Forum

Kuchenne porady

Potrawy w słoikach

  • Autor: AgaMaria Data: 2009-06-27 17:26:14

    Witam, czy może ktoś z forumowiczów robił jakieś jedzonka w słoikach na wakacje? Jedziemy w dzicz i zupki chińskie mogą się znudzić. Więc wymyśliłam, żeby zrobić gulasz i może sos boloński do słoików i zapasteryzować (z myślą o moim niejadku). Ale czy ktoś z Was robił podobne rzeczy? W przetworach nie znalazłam. Z góry dziękuję, jeśli ktoś pomoże.....

  • Autor: Daria P. Data: 2009-06-27 17:40:42

    Ja jak wyjeżdzałam i zostawiałam męża samego, zrobiłam mu prawie wszystko do słoików: zupy, gulasz, bigos, fasolkę po bretońsku, fasole szparagowa z marchwią i cebulą, gołąbki w sosie pomidorowym, sos pieczarkowy z mięsem - takze myślę, że do słoików mozna zaprawiac wszystko, tylko zeby sloiki nie byly wyszczerbione i mocno dokrecone, a nastepnie dłuzej gotowane dla pewnosci nie zepsucia dań, pozdrawiam

  • Autor: AgaMaria Data: 2009-06-27 17:43:19

    Dzięki za podpowiedź, ale czy Ty pasteryzowałaś w jakiś specjalny sposó (3x lub coś w tym rodzaju), czy tylko zagotowałaś i już?

  • Autor: anneau Data: 2009-06-27 20:24:47

    mama pakowała mi na studia fasolkęw słoiki...zawsze się zepsuła nawet w lodówce :(

  • Autor: Rzymianka Data: 2009-06-27 22:40:01

    Myślę, że bezpieczniej /szczególnie w lecie/ kupić gotowe dania w słoikach. Parę dni można na takim jedzeniu wytrzymać. We własnej kuchni stosuję zasadę, że pasteryzuję tylko zakwaszone dania,  takie jak np. "leczo", bigos itp. , bo bardzo łatwo o zatrucie beztlenowcami. Pozdrawiam !

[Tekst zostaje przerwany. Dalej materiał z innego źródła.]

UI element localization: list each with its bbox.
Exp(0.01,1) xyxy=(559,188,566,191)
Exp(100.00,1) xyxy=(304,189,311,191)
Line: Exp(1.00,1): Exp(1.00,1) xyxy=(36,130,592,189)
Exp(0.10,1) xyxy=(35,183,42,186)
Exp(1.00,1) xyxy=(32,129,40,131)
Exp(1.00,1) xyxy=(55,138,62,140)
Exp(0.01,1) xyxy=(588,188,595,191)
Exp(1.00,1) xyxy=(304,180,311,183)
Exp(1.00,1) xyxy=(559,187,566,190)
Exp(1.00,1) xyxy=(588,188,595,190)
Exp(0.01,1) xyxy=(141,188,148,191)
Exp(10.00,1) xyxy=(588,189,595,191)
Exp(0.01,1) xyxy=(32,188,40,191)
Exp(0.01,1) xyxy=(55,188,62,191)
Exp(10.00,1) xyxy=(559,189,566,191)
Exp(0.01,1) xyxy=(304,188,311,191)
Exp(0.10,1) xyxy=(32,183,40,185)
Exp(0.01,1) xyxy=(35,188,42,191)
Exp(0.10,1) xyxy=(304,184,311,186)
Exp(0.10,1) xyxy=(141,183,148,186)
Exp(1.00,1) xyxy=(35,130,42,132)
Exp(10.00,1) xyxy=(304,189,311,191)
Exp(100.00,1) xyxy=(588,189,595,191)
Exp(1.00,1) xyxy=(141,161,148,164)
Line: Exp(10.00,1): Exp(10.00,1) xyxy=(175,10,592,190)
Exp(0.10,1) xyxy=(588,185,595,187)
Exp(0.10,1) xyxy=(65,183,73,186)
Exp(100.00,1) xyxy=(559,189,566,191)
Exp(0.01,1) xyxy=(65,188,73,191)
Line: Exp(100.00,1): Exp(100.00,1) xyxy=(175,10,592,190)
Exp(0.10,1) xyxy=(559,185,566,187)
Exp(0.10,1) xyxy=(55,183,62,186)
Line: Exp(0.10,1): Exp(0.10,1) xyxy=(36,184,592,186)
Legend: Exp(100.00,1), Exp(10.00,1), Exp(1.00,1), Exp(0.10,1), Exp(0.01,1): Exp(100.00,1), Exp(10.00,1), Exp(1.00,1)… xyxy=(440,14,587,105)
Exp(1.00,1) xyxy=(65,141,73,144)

  • Autor: AgaMaria Data: 2009-06-29 19:16:31

    Dziękuję wszystkim!!! Wiedziałam, że zawsze można liczyć na Waszą radę.
    Może faktycznie wezmę gotowe słoiki.....

  • Autor: Wkn Data: 2009-06-29 22:28:03

    Jestem przeciwniczką kupnego słoikowego jedzenia oraz sosów typu instant. Jednak uważam, że podczas wyjazdu z nastawieniem na zwiedzanie najwazniejsze jest... zwiedzanie, a nie jedzenie. Dlatego można przeżyć na makaronie i gotowych sosach zz odrobiną sera. A ucztę dla podniebienia urządzić po powrocie.
    Ale... bardzo lubię piec na podróż kilka kartonów rożnorodnych domowych ciastek - bardzo miło się je chrupie po drodze :D

  • Autor: kokliko Data: 2009-06-30 04:20:36

    powiedziala AgaMaria, ze jada w dzicz. Ale w jaka dzicz jedziecie, czy w ta od Stasiuka, koniec Rumunii, Babadag ,nie tylko przeczytane, ale juz i przejezdzone, przysiegam na honor, ze da sie wyzywic, Moldawie tez "przelecielismy", wcale nie gorzej niz w czasach mojej mlodosci w Polsce, a jak juz masz normalne pieniadze i nie przeliczasz, to i tak sto razy taniej niz w Polsce.
    A za polskie pieniadze oj mozesz!
    Ale w gruncie niewiele mozesz jesli boisz sie : mikrobow, Cyganow (tych najbardziej), ogolnie jak sie boisz, to inny azymut.
    Moje dzieciaki przeciagniete byly po swiecie, od Chin po Aztekow, od  Grecji  po Turcje (zero wypasu), i jakos dalismy im ochote  na podroze, ktore juz teraz odbywaja sami. Wlasnie nasz junior  ze swoimi przyjaciolmi obmysla sobie  podroz po Mongolii.
    Zaoszczedzil na ten cel 1800 euro i  nauczyl sie naprawiac motory.
    Oczywiscie, ze  drze ze strachu, ale  jednoczesnie ciesze sie ogromnie dla calej tej grupki.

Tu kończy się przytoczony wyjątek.